Antes de la segunda de las parábolas del Reino de Dios, el Evangelio nos muestra a Jesús preguntandose a sí mismo: «¿Con qué compararemos el Reino de Dios o con qué parábola lo expondremos?». Depende de qué aspecto de ese misterio –Dios hecho uno de nosotros como verdadero hombre– quiera destacar. Encuentra una comparación: «Es como un grano de mostaza que, cuando se siembra en la tierra, es más pequeña que cualquier semilla que se siembra en la tierra; pero una vez sembrada, crece y se hace mayor que todas las hortalizas y echa ramas tan grandes que las aves del cielo anidan a su sombra». De nuevo, debemos observar que el Reino de los Cielos no se parece a una semilla de mostaza sin más; en realidad, no tiene nada parecido a ella.
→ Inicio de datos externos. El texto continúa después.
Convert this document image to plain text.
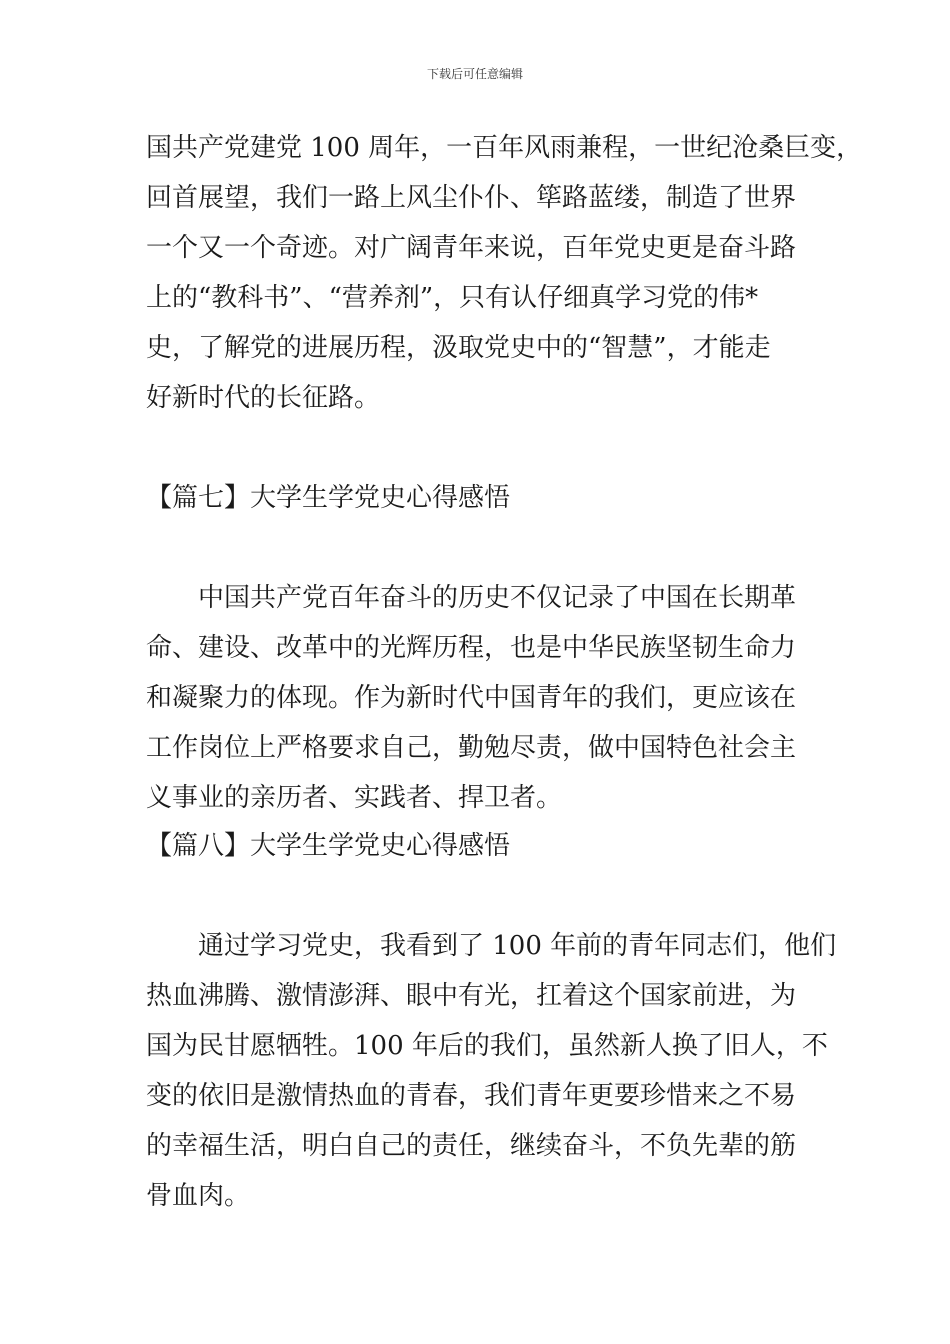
下载后可任意编辑
国共产党建党 100 周年，一百年风雨兼程，一世纪沧桑巨变，
回首展望，我们一路上风尘仆仆、筚路蓝缕，制造了世界
一个又一个奇迹。对广阔青年来说，百年党史更是奋斗路
上的“教科书”、“营养剂”，只有认仔细真学习党的伟*
史，了解党的进展历程，汲取党史中的“智慧”，才能走
好新时代的长征路。
【篇七】大学生学党史心得感悟
中国共产党百年奋斗的历史不仅记录了中国在长期革
命、建设、改革中的光辉历程，也是中华民族坚韧生命力
和凝聚力的体现。作为新时代中国青年的我们，更应该在
工作岗位上严格要求自己，勤勉尽责，做中国特色社会主
义事业的亲历者、实践者、捍卫者。
【篇八】大学生学党史心得感悟
通过学习党史，我看到了 100 年前的青年同志们，他们
热血沸腾、激情澎湃、眼中有光，扛着这个国家前进，为
国为民甘愿牺牲。100 年后的我们，虽然新人换了旧人，不
变的依旧是激情热血的青春，我们青年更要珍惜来之不易
的幸福生活，明白自己的责任，继续奋斗，不负先辈的筋
骨血肉。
La comparación es con la situación completa, es decir, con la semilla sembrada y crecida hasta llegar a ser un árbol que sirve de cobijo a las aves del cielo. Pero esto es lo más distinto que se puede imaginar de un reino. En cambio, la presencia del Hijo de Dios hecho hombre –lo que Jesús llama «Reino de Dios»–, que comenzó en un oscuro lugar de la tierra, estaba destinada a difundirse, a través de su Iglesia a todo el orbe. La Iglesia de Cristo es «el Cristo total», del cual todos los bautizados somos miembros y, por tanto, somos acogidos en ella. Lo que Jesús dijo sobre el Reino de Dios por medio de esa parábola del grano de mostaza ¡es una magnífica profecía!, cuyo cumplimiento nosotros estamos verificando.

La Iglesia de Cristo es el medio por el cual el Reino de Dios está presente en el mundo. Es consolador saber que ningún poder humano puede acabar con ella, porque el Reino de Dios crece «sin que el hombre sepa cómo» y su crecimiento es admirable. Esto lo enseñó también Jesús en forma directa, sin el uso de parábolas, cuando dijo a Simón, hijo de Jonás: «Tú eres Pedro (piedra) y sobre esta piedra, edificaré mi Iglesia y las puertas del infierno no prevalecerán contra ella» (Mt 16,18).